Dans l'affaire T 27/97, la requérante (opposante) avait tiré du libellé de la revendication l'argument que malgré la définition concernant la destination du procédé, à savoir être utilisé dans des systèmes électroniques, l'étendue de la revendication englobait des méthodes purement intellectuelles, de sorte que l'objet revendiqué devait être considéré comme exclu de la brevetabilité en vertu de l'art. 52(2)c) CBE 1973. La chambre n'étant pas d'accord avec cette interprétation de la revendication, elle a décidé que la revendication 1 définissait comme objet de la protection un procédé pour crypter ou décrypter un message représenté sous la forme d'un mot numérique à l'aide d'algorithmes à clé publique de type RSA, le procédé étant destiné à être utilisé dans des systèmes électroniques. Cette définition indiquait clairement qu'il s'agissait d'une méthode dans le domaine de l'informatique électronique et des télécommunications qui ne serait pas exclue de la brevetabilité en vertu de l'art. 52(2) et (3) CBE 1973, même si un algorithme abstrait ou une méthode mathématique formaient la base de l'invention.
Dans l'affaire T 1326/06, la chambre a considéré que les procédés consistant à coder/décoder ou à signer des messages électroniques à l'aide de solutions RSA devaient être assimilés à des procédés techniques, même si ceux-ci reposent essentiellement sur des procédés mathématiques (voir aussi T 953/04, point 3.3 des motifs et T 27/97, point 3 des motifs).
Dans l'affaire T 1784/06 (point 3.1.1 des motifs), la chambre a déclaré que l'algorithme était une méthode mathématique (entre autre booléenne) et que les méthodes mathématiques en tant que telles sont réputées être des non-inventions (art. 52(2) et (3) CBE). Un caractère technique ne peut être attribué à un algorithme que s'il vise un objectif technique (voir par exemple T 1227/05, point 3.1 des motifs, JO 2007, 574) (voir aussi T 306/10).
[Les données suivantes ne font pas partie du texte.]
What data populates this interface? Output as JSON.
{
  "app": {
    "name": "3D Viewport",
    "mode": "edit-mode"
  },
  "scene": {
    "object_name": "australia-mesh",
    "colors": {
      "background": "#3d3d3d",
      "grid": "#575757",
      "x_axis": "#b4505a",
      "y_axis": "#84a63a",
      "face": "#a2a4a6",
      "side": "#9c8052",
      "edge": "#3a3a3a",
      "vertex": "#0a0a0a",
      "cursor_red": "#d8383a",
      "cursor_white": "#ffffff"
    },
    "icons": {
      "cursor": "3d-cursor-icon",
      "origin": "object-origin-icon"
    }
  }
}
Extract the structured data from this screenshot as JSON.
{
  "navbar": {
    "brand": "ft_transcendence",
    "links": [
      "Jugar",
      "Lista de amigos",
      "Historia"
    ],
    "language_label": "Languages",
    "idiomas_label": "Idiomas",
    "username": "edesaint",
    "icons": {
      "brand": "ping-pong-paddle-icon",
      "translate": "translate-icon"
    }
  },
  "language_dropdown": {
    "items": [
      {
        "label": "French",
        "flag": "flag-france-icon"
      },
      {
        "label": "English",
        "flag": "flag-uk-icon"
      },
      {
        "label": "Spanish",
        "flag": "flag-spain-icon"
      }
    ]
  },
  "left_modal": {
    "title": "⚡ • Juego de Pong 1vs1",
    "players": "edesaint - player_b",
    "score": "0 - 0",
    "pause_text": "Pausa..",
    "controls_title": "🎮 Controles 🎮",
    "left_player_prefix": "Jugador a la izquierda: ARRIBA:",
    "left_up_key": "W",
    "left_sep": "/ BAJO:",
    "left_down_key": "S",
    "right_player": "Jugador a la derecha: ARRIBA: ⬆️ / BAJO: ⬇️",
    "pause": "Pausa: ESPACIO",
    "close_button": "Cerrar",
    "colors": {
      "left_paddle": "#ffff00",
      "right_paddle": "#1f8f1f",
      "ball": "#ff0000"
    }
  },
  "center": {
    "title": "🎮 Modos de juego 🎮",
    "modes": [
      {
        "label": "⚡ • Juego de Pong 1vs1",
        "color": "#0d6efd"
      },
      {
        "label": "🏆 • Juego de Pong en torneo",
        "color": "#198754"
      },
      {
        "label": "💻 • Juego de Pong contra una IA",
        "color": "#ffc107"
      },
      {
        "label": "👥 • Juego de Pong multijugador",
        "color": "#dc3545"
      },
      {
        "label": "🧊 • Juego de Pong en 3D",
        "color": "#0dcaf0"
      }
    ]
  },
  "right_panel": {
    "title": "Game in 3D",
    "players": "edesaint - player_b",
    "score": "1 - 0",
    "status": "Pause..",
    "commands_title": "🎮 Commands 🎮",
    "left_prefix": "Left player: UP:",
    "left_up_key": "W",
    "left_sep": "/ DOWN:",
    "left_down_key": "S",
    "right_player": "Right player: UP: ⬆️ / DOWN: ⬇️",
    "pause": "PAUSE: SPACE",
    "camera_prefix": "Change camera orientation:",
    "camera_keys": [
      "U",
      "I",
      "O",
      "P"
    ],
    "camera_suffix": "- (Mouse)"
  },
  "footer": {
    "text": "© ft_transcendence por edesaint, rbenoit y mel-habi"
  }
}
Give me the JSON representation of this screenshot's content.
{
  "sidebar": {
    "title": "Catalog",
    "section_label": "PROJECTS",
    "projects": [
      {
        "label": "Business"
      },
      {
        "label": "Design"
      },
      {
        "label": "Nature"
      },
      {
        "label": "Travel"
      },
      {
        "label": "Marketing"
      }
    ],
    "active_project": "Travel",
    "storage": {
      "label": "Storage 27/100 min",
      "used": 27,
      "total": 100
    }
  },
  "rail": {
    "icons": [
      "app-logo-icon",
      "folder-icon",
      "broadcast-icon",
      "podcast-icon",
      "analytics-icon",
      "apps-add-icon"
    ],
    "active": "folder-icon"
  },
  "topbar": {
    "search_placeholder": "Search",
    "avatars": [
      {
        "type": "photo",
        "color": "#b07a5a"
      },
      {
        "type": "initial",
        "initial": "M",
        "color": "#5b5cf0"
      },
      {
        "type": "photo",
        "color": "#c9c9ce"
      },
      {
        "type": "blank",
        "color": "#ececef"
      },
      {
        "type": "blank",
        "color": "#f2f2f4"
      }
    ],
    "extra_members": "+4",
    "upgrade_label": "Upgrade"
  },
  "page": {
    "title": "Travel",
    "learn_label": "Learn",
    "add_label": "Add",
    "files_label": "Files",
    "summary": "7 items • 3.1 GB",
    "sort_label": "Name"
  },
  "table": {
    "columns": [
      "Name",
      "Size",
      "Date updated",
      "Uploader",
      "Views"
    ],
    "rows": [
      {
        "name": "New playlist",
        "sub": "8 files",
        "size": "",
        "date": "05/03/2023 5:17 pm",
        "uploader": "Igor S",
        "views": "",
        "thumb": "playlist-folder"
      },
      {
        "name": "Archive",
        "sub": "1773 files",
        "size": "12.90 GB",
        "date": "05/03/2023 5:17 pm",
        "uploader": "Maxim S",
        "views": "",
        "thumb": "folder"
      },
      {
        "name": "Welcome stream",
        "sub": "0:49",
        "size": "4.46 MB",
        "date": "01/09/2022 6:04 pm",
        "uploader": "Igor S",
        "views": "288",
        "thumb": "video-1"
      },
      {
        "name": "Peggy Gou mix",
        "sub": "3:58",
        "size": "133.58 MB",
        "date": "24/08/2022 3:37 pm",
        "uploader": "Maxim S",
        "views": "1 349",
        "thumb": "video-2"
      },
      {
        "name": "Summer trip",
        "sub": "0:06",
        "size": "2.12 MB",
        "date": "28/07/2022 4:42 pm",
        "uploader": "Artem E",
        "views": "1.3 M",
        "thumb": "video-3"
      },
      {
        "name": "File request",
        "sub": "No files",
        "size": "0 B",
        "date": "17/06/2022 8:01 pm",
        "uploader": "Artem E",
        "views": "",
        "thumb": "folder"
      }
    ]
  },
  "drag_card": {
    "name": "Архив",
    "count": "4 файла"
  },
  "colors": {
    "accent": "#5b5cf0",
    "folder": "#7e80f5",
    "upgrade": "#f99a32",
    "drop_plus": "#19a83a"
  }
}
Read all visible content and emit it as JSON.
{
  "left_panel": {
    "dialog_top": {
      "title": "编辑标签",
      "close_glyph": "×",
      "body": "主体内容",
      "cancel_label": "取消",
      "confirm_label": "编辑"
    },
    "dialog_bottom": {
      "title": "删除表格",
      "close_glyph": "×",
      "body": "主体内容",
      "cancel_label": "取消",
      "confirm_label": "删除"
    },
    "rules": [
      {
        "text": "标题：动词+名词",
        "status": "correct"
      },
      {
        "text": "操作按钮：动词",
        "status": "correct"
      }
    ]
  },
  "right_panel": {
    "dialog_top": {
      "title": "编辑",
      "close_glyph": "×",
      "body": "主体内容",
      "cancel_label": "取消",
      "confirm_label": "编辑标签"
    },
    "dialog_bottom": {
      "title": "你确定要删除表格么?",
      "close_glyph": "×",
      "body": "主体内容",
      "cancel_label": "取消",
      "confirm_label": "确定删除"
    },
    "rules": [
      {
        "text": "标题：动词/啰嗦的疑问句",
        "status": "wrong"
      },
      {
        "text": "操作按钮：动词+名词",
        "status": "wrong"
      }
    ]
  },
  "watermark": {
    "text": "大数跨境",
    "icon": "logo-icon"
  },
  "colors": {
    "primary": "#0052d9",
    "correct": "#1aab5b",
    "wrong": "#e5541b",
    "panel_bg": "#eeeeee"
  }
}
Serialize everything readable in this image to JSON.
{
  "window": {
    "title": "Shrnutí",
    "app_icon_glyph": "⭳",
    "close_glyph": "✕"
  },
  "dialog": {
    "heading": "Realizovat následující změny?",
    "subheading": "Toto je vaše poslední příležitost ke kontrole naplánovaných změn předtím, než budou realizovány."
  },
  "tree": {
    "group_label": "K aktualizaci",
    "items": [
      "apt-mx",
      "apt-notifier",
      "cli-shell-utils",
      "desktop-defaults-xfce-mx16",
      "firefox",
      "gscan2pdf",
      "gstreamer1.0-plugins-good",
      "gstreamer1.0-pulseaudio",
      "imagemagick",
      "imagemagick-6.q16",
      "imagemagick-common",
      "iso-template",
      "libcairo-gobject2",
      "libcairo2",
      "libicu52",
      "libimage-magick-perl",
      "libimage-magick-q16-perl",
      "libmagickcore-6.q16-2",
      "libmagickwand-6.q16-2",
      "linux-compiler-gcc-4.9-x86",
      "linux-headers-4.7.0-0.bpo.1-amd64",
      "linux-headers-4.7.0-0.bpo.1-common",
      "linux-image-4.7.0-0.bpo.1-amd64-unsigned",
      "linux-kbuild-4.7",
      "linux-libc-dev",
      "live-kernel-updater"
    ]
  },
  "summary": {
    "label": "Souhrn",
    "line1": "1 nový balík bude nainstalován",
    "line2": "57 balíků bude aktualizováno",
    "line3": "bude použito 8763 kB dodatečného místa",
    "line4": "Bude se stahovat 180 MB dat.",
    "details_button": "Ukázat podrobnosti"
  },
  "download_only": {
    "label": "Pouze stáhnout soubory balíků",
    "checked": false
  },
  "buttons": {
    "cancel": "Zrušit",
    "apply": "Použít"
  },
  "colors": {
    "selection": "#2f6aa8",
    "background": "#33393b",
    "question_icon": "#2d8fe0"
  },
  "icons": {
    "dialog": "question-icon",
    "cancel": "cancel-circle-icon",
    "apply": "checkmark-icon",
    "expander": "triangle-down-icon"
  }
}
Dans l'affaire T 556/14, l'invention portait sur une méthode de masquage d'une clé privée utilisée dans des opérations cryptographiques sur un dispositif de sécurité, tel qu'une carte à puce, contre des attaques par analyse de courant. La chambre a retenu qu'en raison de la référence expresse à une carte à puce sur laquelle les éléments clés et les éléments nouveaux sont stockés, la méthode revendiquée de masquage n'était pas une méthode mathématique en tant que telle.